Por otro lado, se necesita brindar más oportunidades a comunidades oprimidas para lograr cerrar la brecha entre aquellos que si pueden acceder a todos los beneficios de esta nación americana, y los que no pueden hacerlo y terminan cogiendo caminos equivocados. Pero mas allá de que se deben brindar más oportunidades, muchas comunidades deben reflexionar sobre como crían sus hijos, que ejemplo brindan a estas generaciones que están llenas de odio hacia muchos sectores de la sociedad culpándolos por todos sus males, en muchos casos con razón, y en otros sin ninguna justificación. Lo único cierto es que muchas comunidades debe dejar el role de buscar culpables por sus males, y más bien buscar alternativas que permitan que oportunidades lleguen a sus comunidades sin el odio racial tan marcado que existe de estas comunidades hacia ciertos sectores del país. Por lo visto el problema es más serio de lo que pensamos; por un lado abuso de autoridad y racismo, y por las otras comunidades llenas de odios como consecuencia de un olvido sistemático durante décadas que se ha vuelto crónico.

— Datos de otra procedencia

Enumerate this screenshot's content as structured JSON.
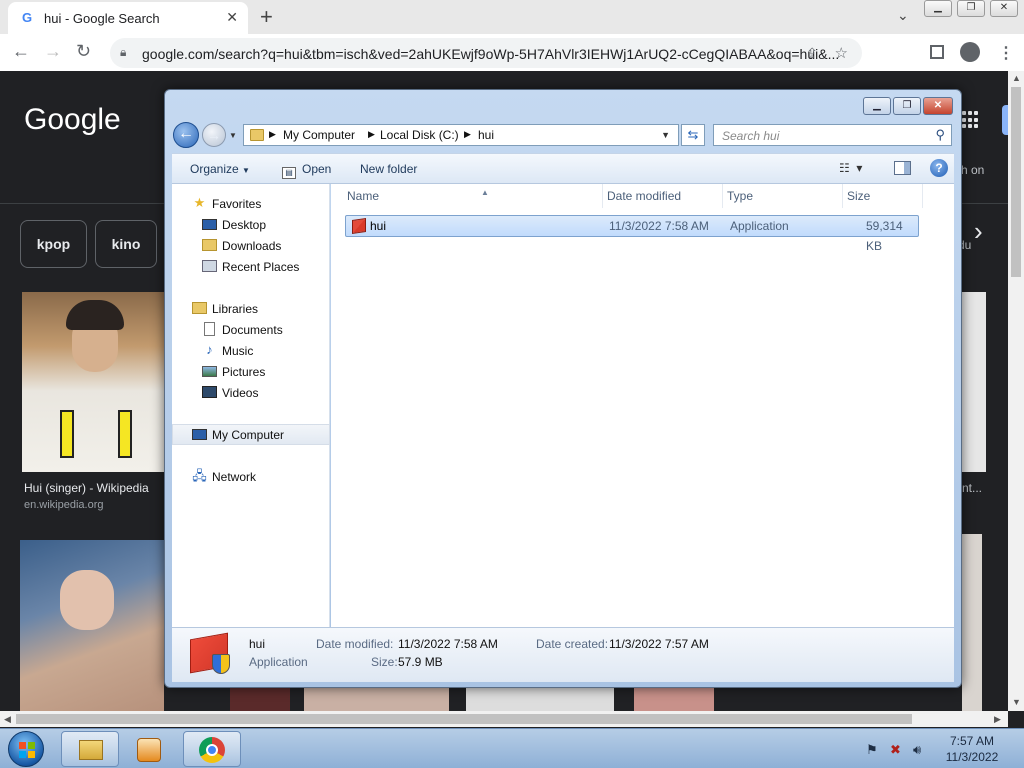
{
  "browser": {
    "tab_title": "hui - Google Search",
    "tab_favicon": "G",
    "url": "google.com/search?q=hui&tbm=isch&ved=2ahUKEwjf9oWp-5H7AhVlr3IEHWj1ArUQ2-cCegQIABAA&oq=hui&..."
  },
  "google": {
    "logo": "Google",
    "chips": [
      "kpop",
      "kino"
    ],
    "results": [
      {
        "caption": "Hui (singer) - Wikipedia",
        "source": "en.wikipedia.org"
      }
    ],
    "right_partial_1": "ch on",
    "right_partial_2": "du",
    "right_partial_3": "nt..."
  },
  "explorer": {
    "breadcrumb": [
      "My Computer",
      "Local Disk (C:)",
      "hui"
    ],
    "search_placeholder": "Search hui",
    "commands": {
      "organize": "Organize",
      "open": "Open",
      "new_folder": "New folder"
    },
    "nav": {
      "favorites": "Favorites",
      "desktop": "Desktop",
      "downloads": "Downloads",
      "recent_places": "Recent Places",
      "libraries": "Libraries",
      "documents": "Documents",
      "music": "Music",
      "pictures": "Pictures",
      "videos": "Videos",
      "my_computer": "My Computer",
      "network": "Network"
    },
    "columns": {
      "name": "Name",
      "date_modified": "Date modified",
      "type": "Type",
      "size": "Size"
    },
    "files": [
      {
        "name": "hui",
        "date_modified": "11/3/2022 7:58 AM",
        "type": "Application",
        "size": "59,314 KB"
      }
    ],
    "details": {
      "name": "hui",
      "kind": "Application",
      "date_modified_label": "Date modified:",
      "date_modified": "11/3/2022 7:58 AM",
      "date_created_label": "Date created:",
      "date_created": "11/3/2022 7:57 AM",
      "size_label": "Size:",
      "size": "57.9 MB"
    }
  },
  "taskbar": {
    "time": "7:57 AM",
    "date": "11/3/2022"
  }
}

Entonces la respuesta a la pregunta es; ambos, existe no solo brutalidad sino un racismo que debe parar antes que se convierta en un problema difícil de resolver. La policía debe brindar confianza y no miedo o zozobra. Por otro lado, las comunidades que sienten que son perseguidas por su color de piel deben dejar ya el discurso de que son perseguidos y buscar caminos distintos a los del crimen para lograr cerrar los caminos equivocados. Así se logra evitar brindar justificaciones para que ciertos individuos utilicen esto como pretexto para acabar con la vida de una persona solo porque tiene un color de piel oscura o porque está corriendo y resulta sospechoso. Tal y cual diría el refrán popular, si es negro y corre es un ladrón, y si es blanco, es un Doctor. Estos pensamientos debemos acabarlos, no son dignos de una sociedad avanzada y los policías deben ser los primeros en defender estos principios de igualdad para que incidentes como los del Baltimore no se vuelvan a presentar, o peor aún, como Erick Gardner que fue asesinado de manera miserable y su muerte quedo impune.
Finalmente, debe haber claridad que la mayoría de la policía sabe hacer su trabajo, pero debemos exigir cambios en el entrenamiento para que su desempeño mejore y la sociedad vuelva a sentir no solo respeto sino confianza en su policía.